The caches where cleared using:
Code:

echo 3 > /proc/sys/vm/drop_caches
I'm running Fedora 30 with the latest updates, the issue started after a recent update.
I wonder if the issue is related to the kernel 5.3.7 update, but even if it is, the improvements in the newer kernel make it difficult for me to go back.

Where do I go with this. I'm losing my mind!
How can I diagnose memory usage that I can't see?

syg00 10-29-2019 06:47 PM

Diff /proc/meminfo across one of the periods of concern. If you have reasonable awk skills you can toss the small changes away or simply reverse sort and head. Then you'll have an idea where the growth is.
Rather than messing like that go get ps_mem - it's in the Fedora repos IIRC - and diff that too. Then hopefully you'll have something we can work with.

CPT-GrayWolf 10-29-2019 07:10 PM

Alright.

I needed to reboot anyway, so I'm testing an older kernel right now. It seems fine, but I won't know for sure for at least a few more hours.

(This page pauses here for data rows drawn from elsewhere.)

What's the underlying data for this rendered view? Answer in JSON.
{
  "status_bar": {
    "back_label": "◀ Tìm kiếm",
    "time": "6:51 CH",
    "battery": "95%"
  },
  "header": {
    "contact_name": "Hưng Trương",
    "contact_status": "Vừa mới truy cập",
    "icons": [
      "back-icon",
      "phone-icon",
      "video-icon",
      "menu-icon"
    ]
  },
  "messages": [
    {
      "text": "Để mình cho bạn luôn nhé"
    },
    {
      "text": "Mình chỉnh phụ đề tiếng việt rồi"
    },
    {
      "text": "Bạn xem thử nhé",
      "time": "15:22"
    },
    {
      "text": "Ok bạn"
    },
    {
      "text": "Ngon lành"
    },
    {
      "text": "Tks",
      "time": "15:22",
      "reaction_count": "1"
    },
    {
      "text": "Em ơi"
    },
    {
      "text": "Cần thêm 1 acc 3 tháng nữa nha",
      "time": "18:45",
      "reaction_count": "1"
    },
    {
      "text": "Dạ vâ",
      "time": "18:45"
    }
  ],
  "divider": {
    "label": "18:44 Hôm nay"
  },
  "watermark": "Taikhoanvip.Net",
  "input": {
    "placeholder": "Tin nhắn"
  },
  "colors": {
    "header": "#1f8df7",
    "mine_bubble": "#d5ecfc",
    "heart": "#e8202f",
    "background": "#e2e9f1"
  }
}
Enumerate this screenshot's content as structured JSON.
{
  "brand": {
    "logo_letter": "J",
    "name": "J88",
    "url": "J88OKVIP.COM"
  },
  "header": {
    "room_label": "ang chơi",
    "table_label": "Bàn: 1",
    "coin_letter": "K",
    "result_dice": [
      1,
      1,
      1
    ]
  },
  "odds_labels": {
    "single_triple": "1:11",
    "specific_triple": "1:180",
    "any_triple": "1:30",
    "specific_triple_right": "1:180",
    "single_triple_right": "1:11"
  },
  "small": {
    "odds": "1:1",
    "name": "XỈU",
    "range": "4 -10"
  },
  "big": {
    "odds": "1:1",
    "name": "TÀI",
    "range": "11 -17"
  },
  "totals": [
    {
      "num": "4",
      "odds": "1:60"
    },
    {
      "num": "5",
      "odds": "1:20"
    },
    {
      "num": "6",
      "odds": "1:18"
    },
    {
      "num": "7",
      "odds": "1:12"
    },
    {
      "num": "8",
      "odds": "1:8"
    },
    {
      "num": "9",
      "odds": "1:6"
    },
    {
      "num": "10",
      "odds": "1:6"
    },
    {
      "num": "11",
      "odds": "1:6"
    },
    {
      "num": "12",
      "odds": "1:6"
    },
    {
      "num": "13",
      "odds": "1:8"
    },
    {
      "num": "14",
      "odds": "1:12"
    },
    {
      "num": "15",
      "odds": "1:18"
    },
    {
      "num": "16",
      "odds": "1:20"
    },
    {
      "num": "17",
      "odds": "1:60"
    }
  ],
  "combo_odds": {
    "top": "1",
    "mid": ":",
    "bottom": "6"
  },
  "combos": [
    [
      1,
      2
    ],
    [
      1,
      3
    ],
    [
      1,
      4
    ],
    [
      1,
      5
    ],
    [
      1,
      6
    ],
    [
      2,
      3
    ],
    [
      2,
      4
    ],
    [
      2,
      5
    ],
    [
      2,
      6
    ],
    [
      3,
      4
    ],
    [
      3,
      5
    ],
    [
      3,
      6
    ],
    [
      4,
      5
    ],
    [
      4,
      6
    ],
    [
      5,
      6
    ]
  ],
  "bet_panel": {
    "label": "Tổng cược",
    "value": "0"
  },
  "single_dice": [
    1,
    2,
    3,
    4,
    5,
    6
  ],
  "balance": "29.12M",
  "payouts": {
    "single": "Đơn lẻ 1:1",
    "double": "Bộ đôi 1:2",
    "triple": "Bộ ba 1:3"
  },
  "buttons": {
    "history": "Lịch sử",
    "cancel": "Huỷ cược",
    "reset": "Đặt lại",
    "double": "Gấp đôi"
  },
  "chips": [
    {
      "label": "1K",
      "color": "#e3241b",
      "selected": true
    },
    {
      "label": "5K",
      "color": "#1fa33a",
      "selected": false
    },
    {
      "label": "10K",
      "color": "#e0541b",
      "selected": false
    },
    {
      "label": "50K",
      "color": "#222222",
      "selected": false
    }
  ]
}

Still having a place to start is good. Perhaps if I wrote a script to graph changes to '/proc/meminfo' over time?
I don't know how much ps_mem will help. As I said, the memory used by userland applications seemed only to change negligibly after a couple hours, and even restarting the worst offenders only freed, at most, a Gig or two. Maybe it'll reveal something I missed though.

syg00 10-29-2019 07:18 PM

Keep an eye on the huge page numbers ...

CPT-GrayWolf 10-29-2019 07:24 PM

I don't think I even have hugepages enabled.

I'm not sure how much of a benefit it would be to me in most situations.

uteck 10-30-2019 11:21 AM

Firefox has an option unload memory from tabs that are inactive, assuming you are leaving it running with a few tabs open. It will take a few seconds to reload the page when you click on it, but may be worth the wait if the rest of the system runs smoother.

about:config and search for browser.tabs.unloadOnLowMemory and change the value from false to true.

CPT-GrayWolf 10-31-2019 12:50 AM

Okay. The older kernel showed no issues, so whatever is going on is somehow related to the newer kernel.

I've rebooted back into the new kernel and scheduled a job to log the output of '/proc/meminfo' ever ten minutes.
Assuming the system becomes unusable again, I'll return to the old kernel and analyse the files from there.

Although with my luck, it might suddenly decide to work normally after I changed nothing.

ondoho 10-31-2019 01:55 AM

Another approach would be to look around if other people with the same distro/kernel/DE combo have experienced sth similar.
In your case, fedora forums I guess?